Familia con maletas en andén de trenes
Filhos dos trabalhadores por temporada não tinham permissão de acompanhar os pais. Keystone / Str

Durante muitos anos, milhares de filhos de trabalhadores sazonais não puderam morar com seus pais na Suíça, ou tiveram de fazê-lo ilegalmente. Uma história dolorosa que marcou muitas famílias. Agora, uma associação pede às autoridades federais que façam uma reparação pública.

“Essa história não aconteceu na Idade Média ou em algum país distante, mas na Suíça, a pátria da Cruz Vermelha. Foi um atentado à integridade da família, contra o qual ninguém levantou a voz na época”, destaca Egidio Stigliano, vice-presidente da Associação Tesoro, que foi oficialmente inaugurada no dia 1º de outubro, em Zurique.

A associação está reivindicando um pedido de desculpas oficial por parte das autoridades suíças e uma compensação financeira, mesmo que simbólica, para as vítimas do estatuto do trabalhador sazonal.

Mas do que se trata exatamente? O trabalho sazonal sempre existiu na história. Porém, durante um determinado período, realmente houve um estatuto do regime de trabalho sazonal na Suíça. Estabelecido pela Lei Federal sobre Residência e Domicílio de Estrangeiros de 1931, esse estatuto fazia parte de uma “política de migração global destinada a garantir a flexibilidade adequada às necessidades da economia e combater a ‘superpopulação estrangeira’”, escreve o Dicionário Histórico da Suíça.
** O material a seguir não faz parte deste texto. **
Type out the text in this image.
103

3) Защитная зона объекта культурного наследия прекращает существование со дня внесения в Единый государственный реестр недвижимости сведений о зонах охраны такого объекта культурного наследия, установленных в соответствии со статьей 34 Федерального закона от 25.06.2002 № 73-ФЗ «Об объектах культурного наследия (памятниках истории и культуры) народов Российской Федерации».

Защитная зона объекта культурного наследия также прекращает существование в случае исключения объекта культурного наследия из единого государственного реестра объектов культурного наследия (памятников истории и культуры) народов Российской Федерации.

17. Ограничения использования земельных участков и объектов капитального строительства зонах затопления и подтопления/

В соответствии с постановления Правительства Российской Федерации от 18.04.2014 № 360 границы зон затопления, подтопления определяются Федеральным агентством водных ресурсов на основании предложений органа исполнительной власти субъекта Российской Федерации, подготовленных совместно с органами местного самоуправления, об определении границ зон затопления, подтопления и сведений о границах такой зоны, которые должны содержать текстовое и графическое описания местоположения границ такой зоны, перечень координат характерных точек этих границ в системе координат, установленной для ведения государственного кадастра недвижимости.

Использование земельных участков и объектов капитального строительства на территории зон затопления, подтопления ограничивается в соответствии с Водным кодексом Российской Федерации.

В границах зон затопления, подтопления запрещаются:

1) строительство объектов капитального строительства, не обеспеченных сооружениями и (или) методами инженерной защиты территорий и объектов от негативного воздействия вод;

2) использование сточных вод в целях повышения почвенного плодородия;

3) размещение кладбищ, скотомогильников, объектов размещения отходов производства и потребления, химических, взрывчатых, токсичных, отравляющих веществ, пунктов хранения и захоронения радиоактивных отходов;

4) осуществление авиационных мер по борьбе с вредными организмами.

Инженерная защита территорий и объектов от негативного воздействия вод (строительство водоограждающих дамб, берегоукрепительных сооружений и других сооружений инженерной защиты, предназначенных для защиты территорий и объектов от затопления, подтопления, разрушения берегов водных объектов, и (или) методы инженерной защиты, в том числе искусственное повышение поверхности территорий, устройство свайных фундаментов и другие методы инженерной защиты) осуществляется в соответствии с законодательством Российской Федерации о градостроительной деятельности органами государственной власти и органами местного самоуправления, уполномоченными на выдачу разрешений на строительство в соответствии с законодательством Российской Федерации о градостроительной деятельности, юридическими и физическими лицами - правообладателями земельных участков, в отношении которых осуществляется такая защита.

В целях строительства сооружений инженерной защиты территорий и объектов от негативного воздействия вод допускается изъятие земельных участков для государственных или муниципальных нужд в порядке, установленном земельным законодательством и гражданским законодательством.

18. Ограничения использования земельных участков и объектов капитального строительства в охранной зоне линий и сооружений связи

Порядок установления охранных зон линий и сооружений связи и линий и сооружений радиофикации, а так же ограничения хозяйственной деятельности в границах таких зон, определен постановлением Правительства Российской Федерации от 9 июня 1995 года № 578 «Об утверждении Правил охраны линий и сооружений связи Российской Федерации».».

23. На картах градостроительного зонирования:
De fato, a economia suíça se beneficiou consideravelmente desse estatuto. Ele fez com que fosse possível, por exemplo, amortecer as consequências da crise petrolífera dos anos 70. A crise, na verdade, foi em certo sentido exportada, através da redução drástica desse tipo de contrato de trabalho, como pode ser visto no gráfico abaixo.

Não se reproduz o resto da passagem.